I'm biased but I think my Rinse FM show is a great place to discover new rap artists, the show is super underground but 2 years ago I was playing songs by Chance
the Rapper and Vic Mensa who have since gone on to do big things, they've collaborated with Justin Bieber and Kanye West respectively.
Outside of my show, I find blogs like NahRight and 2DopeBoyz still cover all bases and Illroots is good for the more hype, party tunes and less backpack sounding rap music. Also for anyone following what's happening in Chicago, Andrew Barber's blog FakeShoreDrive is the one.
. Lily, can you recommend our readers the best places to listen to great hip hop and the best festival/concerts?
For festivals and concerts, I think the US have some great ones like SXSW and Coachella. But in the UK there are some great festivals too like Boomtown and Ceremony. I prefer those two to the commercial ones like Wireless. For shows, Oslo is my favourite venue in London because their sound system literally vibrates your whole body. It's a feeling you only get at Notting Hill Carnival once a year but Oslo thankfully have shows all year round. For larger shows, Village Underground is a great setting and for the emerging artists, Birthdays in Dalston is essential. East London wins for show venues, hands down.
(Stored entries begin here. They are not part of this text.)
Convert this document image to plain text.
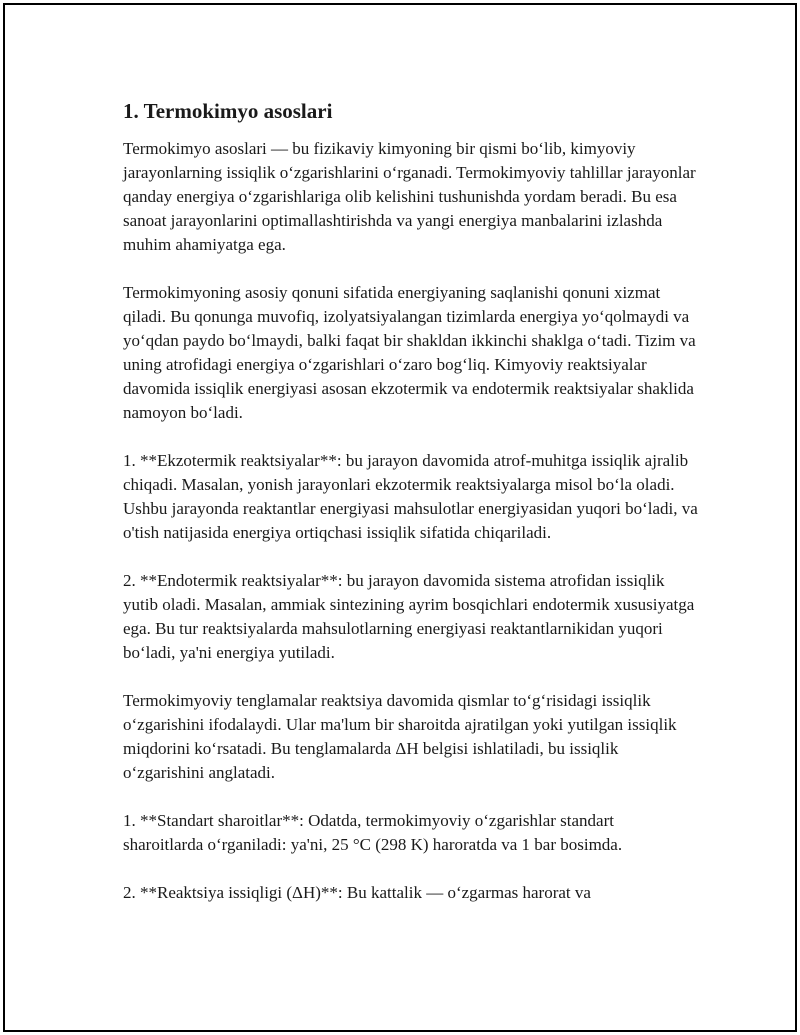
1. Termokimyo asoslari

Termokimyo asoslari — bu fizikaviy kimyoning bir qismi bo‘lib, kimyoviy jarayonlarning issiqlik o‘zgarishlarini o‘rganadi. Termokimyoviy tahlillar jarayonlar qanday energiya o‘zgarishlariga olib kelishini tushunishda yordam beradi. Bu esa sanoat jarayonlarini optimallashtirishda va yangi energiya manbalarini izlashda muhim ahamiyatga ega.

Termokimyoning asosiy qonuni sifatida energiyaning saqlanishi qonuni xizmat qiladi. Bu qonunga muvofiq, izolyatsiyalangan tizimlarda energiya yo‘qolmaydi va yo‘qdan paydo bo‘lmaydi, balki faqat bir shakldan ikkinchi shaklga o‘tadi. Tizim va uning atrofidagi energiya o‘zgarishlari o‘zaro bog‘liq. Kimyoviy reaktsiyalar davomida issiqlik energiyasi asosan ekzotermik va endotermik reaktsiyalar shaklida namoyon bo‘ladi.

1. **Ekzotermik reaktsiyalar**: bu jarayon davomida atrof-muhitga issiqlik ajralib chiqadi. Masalan, yonish jarayonlari ekzotermik reaktsiyalarga misol bo‘la oladi. Ushbu jarayonda reaktantlar energiyasi mahsulotlar energiyasidan yuqori bo‘ladi, va o'tish natijasida energiya ortiqchasi issiqlik sifatida chiqariladi.

2. **Endotermik reaktsiyalar**: bu jarayon davomida sistema atrofidan issiqlik yutib oladi. Masalan, ammiak sintezining ayrim bosqichlari endotermik xususiyatga ega. Bu tur reaktsiyalarda mahsulotlarning energiyasi reaktantlarnikidan yuqori bo‘ladi, ya'ni energiya yutiladi.

Termokimyoviy tenglamalar reaktsiya davomida qismlar to‘g‘risidagi issiqlik o‘zgarishini ifodalaydi. Ular ma'lum bir sharoitda ajratilgan yoki yutilgan issiqlik miqdorini ko‘rsatadi. Bu tenglamalarda ΔH belgisi ishlatiladi, bu issiqlik o‘zgarishini anglatadi.

1. **Standart sharoitlar**: Odatda, termokimyoviy o‘zgarishlar standart sharoitlarda o‘rganiladi: ya'ni, 25 °C (298 K) haroratda va 1 bar bosimda.

2. **Reaktsiya issiqligi (ΔH)**: Bu kattalik — o‘zgarmas harorat va
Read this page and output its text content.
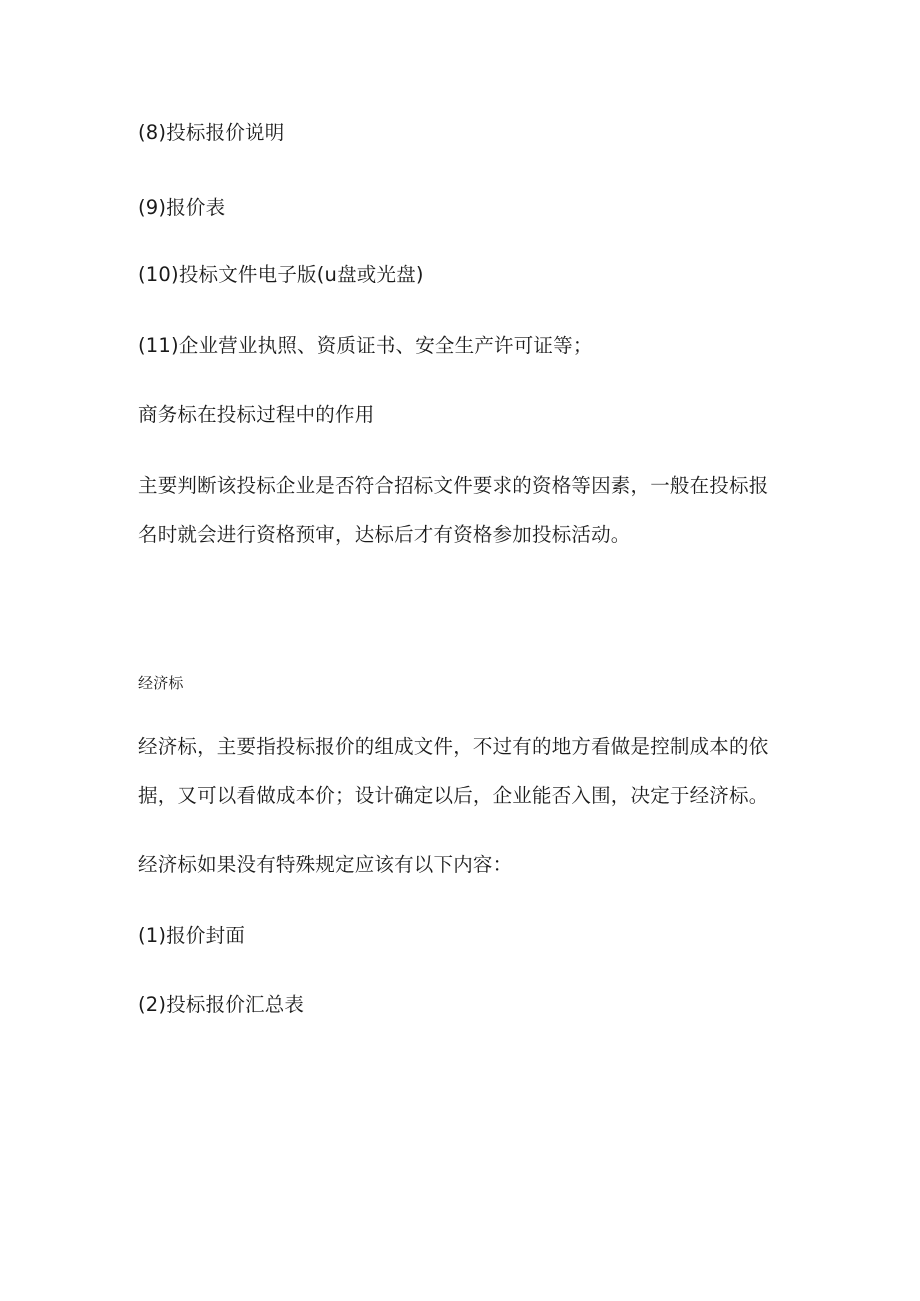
(8)投标报价说明
(9)报价表
(10)投标文件电子版(u盘或光盘)
(11)企业营业执照、资质证书、安全生产许可证等；
商务标在投标过程中的作用
主要判断该投标企业是否符合招标文件要求的资格等因素，一般在投标报
名时就会进行资格预审，达标后才有资格参加投标活动。
经济标
经济标，主要指投标报价的组成文件，不过有的地方看做是控制成本的依
据，又可以看做成本价；设计确定以后，企业能否入围，决定于经济标。
经济标如果没有特殊规定应该有以下内容：
(1)报价封面
(2)投标报价汇总表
. You know Resuer is only for curios people…therefore let’s end this article with a confession: you met and spoke to so many fascinating rappers, bad man has always a certain appeal..have you ever fell for someone??? (if she can’t answer, is there anyone you remember the most?)
Ha ha, interviews are pretty intimate and things can get a little flirty but if there's one thing I've learnt in my career, it's that you shouldn't fall for a rapper.
Everything’s clear, b-boys and b-girls????